Convida-se o leitor a especular sobre a associação entre estes
pródromos afetivos e o ‘crescendo’ de alterações elétricas que têm
sido demonstradas na mesma‘janela de tempo’ antes de uma crise
epilética. A análise contínua, não linear, do EEG mostra um “crescendo” de atividade elétrica ao longo de vários dias, ‘desembocando’ na crise, por assim dizer. Alterações elétricas pré-ictais
têm sido objeto de estudo na literatura sobre predição de crises, e
estes incrementos progressivos de energia elétrica desafiam o conceito de crise epilética como um evento puramente paroxístico,
mostrando que, na verdade, as crises são lentamente ‘construídas’
em grupamentos neuronais ao longo de vários dias(10).

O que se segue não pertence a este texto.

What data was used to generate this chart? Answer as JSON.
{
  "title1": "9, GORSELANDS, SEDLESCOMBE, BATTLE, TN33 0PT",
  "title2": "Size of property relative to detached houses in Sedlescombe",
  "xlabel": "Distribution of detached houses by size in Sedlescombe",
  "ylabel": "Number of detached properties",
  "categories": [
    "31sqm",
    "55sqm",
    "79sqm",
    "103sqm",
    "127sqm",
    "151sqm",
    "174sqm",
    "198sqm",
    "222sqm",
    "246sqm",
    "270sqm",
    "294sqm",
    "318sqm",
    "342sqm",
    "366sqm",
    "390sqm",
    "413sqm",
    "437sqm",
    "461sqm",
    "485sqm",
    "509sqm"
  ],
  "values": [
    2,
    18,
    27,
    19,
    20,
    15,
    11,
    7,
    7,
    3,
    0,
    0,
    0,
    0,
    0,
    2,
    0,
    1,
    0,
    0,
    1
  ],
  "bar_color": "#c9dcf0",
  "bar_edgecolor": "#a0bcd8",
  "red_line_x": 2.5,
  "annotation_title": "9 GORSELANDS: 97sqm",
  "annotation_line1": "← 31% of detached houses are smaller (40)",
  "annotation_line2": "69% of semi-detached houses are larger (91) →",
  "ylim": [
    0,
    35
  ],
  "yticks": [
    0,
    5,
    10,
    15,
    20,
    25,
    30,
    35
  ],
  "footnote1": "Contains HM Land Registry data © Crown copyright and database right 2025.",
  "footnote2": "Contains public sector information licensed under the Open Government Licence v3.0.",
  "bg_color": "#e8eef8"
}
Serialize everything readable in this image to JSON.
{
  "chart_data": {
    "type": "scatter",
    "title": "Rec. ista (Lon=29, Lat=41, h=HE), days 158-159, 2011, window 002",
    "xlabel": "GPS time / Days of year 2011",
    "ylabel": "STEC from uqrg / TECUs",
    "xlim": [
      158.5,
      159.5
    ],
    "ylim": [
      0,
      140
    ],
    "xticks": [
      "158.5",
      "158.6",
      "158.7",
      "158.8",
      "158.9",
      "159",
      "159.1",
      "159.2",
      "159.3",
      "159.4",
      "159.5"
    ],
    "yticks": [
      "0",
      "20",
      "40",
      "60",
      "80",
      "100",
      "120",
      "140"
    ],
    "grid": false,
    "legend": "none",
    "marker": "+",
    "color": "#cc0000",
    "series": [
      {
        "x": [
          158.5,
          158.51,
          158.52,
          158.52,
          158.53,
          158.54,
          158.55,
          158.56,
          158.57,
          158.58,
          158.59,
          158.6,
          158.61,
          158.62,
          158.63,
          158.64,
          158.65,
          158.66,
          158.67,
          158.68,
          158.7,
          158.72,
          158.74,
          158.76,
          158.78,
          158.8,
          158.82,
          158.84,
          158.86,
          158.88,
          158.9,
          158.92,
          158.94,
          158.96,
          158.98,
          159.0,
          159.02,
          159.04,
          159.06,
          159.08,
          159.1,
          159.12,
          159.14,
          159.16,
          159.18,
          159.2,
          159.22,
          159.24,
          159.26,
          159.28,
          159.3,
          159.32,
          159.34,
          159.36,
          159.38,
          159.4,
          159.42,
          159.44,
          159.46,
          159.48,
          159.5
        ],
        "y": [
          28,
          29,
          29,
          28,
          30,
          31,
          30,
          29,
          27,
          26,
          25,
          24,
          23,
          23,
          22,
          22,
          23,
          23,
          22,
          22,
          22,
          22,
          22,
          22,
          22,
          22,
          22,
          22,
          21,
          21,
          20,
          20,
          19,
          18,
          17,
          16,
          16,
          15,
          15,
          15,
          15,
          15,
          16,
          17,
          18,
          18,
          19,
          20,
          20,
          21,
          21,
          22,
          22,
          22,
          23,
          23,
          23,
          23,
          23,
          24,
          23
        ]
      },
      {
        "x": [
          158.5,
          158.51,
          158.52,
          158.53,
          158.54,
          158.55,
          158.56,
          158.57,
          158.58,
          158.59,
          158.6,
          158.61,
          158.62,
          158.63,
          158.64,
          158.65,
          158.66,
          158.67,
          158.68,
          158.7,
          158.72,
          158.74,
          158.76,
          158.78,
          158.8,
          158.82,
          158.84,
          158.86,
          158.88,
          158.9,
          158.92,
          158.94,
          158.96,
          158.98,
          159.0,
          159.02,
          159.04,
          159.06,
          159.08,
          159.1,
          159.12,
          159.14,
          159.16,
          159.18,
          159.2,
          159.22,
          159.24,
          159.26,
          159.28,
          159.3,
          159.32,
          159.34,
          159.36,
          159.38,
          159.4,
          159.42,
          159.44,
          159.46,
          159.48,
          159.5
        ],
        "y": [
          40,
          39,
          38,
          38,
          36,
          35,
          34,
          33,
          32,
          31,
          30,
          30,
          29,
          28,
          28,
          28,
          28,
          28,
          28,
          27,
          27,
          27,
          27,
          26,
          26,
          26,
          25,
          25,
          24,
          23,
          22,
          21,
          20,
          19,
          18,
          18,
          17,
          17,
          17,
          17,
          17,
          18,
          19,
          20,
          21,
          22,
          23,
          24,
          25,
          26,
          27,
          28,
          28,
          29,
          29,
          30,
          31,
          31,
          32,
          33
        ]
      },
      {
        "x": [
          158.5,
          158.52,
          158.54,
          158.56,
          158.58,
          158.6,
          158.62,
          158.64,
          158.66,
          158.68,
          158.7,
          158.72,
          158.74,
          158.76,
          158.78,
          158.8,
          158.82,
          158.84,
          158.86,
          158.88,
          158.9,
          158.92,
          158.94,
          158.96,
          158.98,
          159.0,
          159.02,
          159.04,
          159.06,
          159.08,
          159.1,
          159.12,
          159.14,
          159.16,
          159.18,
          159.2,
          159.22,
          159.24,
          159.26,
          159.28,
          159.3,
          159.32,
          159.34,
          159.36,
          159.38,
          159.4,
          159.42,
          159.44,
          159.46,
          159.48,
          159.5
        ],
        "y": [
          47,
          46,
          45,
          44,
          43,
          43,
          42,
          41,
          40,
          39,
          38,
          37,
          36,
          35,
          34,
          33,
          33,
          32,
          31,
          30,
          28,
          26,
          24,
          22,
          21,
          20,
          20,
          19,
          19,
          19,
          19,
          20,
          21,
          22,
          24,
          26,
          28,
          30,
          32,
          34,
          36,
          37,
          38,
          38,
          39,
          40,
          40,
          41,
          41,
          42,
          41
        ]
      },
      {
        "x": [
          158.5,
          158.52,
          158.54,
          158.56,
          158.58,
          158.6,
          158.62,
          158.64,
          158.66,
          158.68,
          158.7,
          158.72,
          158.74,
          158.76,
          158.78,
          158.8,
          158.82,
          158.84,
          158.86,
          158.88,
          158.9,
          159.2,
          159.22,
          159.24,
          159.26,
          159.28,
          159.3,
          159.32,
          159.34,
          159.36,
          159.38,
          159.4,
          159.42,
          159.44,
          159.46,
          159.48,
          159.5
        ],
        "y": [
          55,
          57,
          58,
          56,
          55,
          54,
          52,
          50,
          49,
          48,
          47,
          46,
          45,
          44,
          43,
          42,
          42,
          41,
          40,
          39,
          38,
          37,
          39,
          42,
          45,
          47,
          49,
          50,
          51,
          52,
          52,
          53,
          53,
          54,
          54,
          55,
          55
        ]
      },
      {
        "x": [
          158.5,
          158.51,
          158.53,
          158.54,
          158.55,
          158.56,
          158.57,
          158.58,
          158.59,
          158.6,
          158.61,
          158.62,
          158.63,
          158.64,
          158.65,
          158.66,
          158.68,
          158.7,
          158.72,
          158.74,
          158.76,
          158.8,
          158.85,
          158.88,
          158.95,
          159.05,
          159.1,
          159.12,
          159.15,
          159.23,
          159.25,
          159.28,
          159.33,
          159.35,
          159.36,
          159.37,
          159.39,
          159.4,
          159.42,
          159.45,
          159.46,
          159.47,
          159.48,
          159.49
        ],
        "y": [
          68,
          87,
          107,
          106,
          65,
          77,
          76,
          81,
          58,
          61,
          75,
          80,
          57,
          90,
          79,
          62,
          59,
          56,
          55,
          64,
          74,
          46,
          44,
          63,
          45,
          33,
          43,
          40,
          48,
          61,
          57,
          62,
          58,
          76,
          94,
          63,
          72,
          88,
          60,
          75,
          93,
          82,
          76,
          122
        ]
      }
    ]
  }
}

O aspecto fascinante é que os sintomas afetivos nos pródromos de crises epiléticas podem ser uma espécie de marcadores clínicos – geralmente negligenciados – deste período no qual
uma crise vai sendo ‘elaborada’ em nível cerebral. Além disso,
quadros depressivos podem perdurar por dias após crises epiléticas(11). Por fim, desde os anos 50, relatam-se casos de sintomas
depressivos ictais (auras), ocorrendo instantes antes dos outros
elementos da crise(12). Embora o período periictal não seja o foco
deste artigo, a ocorrência de alterações de humor antes, durante
e depois de crises epiléticas mostra que modificações elétricas
em circuitos cerebrais podem ter um papel na gênese destas alterações. Uma moderna extrapolação destes dados é a visão de
que as alterações elétricas, mesmo no período interictal, podem
alterar circuitos neuronais locais ou à distância e contribuir decisivamente para quadros de alteração de humor(1,4).
1b. As epilepsias de lobo temporal têm uma maior prevalência de comorbidade com transtornos de humor comparadas a outras epilepsias parciais ou generalizadas?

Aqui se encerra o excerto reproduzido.